Al Dahra Agricultural Company شركة الظاهرة الزراعية
- Al Dahra Holding Logo
- Company type: Privately Held
- Industry: Agricultural industry
- Founded: 1995
- Headquarters: Abu Dhabi, United Arab Emirates
- Key people: H-E Khadim A Al Derei, Vice Chairman
- Products: Human Food & Animal Feed
- Services: Production and trading of animal feed and essential human food commodities
- Number of employees: 1,001–5,000 employees
- Parent: Alain International Group

= Al Dahra Agricultural Company =

Agribusiness firm

Al Dahra Agricultural Company (شركة الظاهرة الزراعية) is an agribusiness firm specializing in the cultivation, production, and trading of animal feed and human food commodities such as rice, flour, fruits and vegetables.

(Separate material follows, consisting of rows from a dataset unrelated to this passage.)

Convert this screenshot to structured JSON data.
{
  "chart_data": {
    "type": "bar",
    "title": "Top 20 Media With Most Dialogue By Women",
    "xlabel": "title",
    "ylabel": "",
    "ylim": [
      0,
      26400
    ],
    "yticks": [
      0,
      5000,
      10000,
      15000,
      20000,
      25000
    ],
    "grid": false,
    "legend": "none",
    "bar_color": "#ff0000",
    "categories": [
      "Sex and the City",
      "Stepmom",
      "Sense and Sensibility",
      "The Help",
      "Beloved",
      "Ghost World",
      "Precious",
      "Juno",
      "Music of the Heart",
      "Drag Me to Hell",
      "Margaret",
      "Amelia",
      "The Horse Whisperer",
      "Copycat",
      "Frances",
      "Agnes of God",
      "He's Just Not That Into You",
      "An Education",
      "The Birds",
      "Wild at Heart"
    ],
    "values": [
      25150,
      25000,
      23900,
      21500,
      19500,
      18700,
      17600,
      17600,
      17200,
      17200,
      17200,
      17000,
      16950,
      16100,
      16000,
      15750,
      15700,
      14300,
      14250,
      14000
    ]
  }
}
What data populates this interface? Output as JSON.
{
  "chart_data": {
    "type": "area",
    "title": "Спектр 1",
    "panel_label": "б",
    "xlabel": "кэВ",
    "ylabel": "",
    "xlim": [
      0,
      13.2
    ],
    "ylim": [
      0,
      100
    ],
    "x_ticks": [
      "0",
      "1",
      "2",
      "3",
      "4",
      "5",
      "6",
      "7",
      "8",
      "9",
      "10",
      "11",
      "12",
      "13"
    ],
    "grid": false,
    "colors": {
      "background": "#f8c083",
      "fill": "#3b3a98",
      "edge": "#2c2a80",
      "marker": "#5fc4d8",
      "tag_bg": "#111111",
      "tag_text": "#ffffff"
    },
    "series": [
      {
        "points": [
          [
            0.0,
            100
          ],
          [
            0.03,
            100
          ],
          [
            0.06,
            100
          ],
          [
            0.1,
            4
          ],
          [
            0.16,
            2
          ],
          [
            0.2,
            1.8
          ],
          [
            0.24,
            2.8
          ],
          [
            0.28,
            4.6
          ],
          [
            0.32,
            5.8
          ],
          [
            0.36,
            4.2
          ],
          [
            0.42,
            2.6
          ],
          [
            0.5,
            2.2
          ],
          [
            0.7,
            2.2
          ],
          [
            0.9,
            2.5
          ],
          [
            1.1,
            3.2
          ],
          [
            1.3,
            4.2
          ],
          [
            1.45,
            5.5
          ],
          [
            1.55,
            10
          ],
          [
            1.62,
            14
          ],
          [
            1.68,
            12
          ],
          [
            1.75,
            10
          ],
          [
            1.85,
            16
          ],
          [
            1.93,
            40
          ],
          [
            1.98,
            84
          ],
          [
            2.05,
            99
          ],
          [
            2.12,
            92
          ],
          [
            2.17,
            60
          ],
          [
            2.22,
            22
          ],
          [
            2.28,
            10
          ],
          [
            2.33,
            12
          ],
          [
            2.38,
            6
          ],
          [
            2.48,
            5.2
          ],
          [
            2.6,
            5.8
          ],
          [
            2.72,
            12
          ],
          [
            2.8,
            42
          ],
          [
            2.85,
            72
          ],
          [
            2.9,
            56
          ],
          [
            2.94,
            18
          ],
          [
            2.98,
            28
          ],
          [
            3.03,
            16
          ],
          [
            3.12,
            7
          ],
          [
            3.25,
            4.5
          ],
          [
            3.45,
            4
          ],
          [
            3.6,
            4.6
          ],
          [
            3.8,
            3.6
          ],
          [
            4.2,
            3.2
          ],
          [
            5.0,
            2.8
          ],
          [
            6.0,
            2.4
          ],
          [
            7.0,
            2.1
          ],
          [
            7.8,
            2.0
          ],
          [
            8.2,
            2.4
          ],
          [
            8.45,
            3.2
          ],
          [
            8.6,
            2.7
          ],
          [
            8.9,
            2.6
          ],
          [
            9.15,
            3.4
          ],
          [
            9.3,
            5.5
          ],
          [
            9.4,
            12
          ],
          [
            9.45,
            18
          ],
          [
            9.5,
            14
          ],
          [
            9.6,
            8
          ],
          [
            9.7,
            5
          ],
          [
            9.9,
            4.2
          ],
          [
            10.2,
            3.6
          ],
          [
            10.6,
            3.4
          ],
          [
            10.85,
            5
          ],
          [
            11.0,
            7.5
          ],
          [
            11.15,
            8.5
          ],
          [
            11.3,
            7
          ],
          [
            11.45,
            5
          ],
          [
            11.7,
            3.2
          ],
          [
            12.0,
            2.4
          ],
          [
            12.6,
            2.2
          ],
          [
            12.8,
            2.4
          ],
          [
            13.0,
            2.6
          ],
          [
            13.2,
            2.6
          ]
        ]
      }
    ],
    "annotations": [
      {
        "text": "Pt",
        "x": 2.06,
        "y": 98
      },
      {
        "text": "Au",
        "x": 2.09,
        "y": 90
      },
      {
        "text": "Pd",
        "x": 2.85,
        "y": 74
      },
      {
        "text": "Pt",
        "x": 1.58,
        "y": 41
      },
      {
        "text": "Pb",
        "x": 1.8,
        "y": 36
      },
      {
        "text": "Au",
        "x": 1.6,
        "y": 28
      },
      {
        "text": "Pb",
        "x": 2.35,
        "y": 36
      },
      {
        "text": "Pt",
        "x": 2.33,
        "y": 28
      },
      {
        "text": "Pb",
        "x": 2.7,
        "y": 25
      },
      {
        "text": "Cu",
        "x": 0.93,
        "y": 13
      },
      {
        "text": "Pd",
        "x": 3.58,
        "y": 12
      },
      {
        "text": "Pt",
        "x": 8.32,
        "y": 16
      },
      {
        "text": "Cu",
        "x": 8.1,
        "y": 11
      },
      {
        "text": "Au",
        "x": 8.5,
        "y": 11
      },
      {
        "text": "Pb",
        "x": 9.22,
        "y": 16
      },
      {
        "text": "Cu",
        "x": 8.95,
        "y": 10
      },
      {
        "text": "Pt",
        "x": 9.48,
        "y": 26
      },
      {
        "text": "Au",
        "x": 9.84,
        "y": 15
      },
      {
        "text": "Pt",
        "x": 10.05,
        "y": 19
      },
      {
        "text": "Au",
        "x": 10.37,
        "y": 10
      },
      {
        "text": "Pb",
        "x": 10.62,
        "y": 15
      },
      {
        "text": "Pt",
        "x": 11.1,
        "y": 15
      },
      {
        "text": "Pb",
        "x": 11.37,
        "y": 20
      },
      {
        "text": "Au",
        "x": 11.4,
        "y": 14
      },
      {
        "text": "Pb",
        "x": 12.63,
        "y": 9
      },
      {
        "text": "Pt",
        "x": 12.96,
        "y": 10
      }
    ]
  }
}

The group owns and operates a land bank of 200 thousand acres, 8 forage pressing and production plants, 4 rice milling plants, and 2 flour milling plants.

==Structure==
The company has more than 20 distribution sites in the UAE and is currently importing from multiple countries, including the United States, Spain, Italy, Poland, Canada, and Pakistan. In addition, the company owns factories and farms in the United States.

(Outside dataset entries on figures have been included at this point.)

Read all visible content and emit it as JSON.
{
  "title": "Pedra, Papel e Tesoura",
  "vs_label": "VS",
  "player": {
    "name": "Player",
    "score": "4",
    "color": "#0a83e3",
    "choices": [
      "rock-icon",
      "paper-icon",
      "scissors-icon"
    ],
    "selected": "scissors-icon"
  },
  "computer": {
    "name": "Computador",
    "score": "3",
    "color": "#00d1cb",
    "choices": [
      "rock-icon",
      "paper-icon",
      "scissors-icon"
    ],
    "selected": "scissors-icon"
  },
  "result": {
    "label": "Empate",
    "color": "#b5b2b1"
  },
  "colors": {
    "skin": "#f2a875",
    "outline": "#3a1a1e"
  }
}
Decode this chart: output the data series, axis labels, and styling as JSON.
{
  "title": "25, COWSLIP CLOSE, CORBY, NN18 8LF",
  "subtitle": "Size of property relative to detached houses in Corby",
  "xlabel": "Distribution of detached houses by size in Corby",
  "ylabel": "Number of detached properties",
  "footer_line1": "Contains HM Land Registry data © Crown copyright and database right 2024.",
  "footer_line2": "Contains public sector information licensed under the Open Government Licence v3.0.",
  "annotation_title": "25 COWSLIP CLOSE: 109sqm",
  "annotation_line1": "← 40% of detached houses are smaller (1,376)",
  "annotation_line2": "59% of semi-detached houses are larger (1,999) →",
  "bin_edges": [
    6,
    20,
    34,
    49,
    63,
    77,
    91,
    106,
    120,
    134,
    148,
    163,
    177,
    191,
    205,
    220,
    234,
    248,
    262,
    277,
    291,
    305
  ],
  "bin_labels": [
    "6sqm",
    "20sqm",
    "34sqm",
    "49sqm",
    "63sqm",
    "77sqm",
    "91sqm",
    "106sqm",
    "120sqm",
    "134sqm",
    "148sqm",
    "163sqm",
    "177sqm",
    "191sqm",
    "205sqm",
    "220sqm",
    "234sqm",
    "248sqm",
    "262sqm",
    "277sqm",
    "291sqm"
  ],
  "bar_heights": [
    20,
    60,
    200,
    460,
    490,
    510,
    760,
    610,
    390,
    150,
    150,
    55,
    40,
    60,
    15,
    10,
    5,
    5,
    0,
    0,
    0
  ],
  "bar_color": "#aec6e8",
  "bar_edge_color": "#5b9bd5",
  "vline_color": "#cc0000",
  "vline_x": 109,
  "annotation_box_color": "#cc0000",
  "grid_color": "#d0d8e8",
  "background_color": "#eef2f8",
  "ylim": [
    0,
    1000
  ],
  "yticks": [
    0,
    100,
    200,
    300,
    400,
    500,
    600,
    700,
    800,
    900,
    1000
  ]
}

Al-Dahra Agriculture Company consists of the following branches:
- Al-Dahra Agricultural company in the United Arab Emirates
  - Animal production branch
  - Plant product branch
  - Animal and plant production branch
  - Alfalfa product project
- Al-Dahra Agriculture company in Egypt
  - Navigator company
  - Emirates International Company
- Al-Dahra Agriculture company in Pakistan

In 2019, Al Dahra acquired Serbia-based agricultural company Poljoprivredna Korporacija Beograd (PKB). Following the acquisition, Al Dahra announced it would build 10 biogas plants of 999 kW each in Belgrade.

In November 2020, the company signed a deal with the Israeli Watergen company to sell water-from-air units to the region.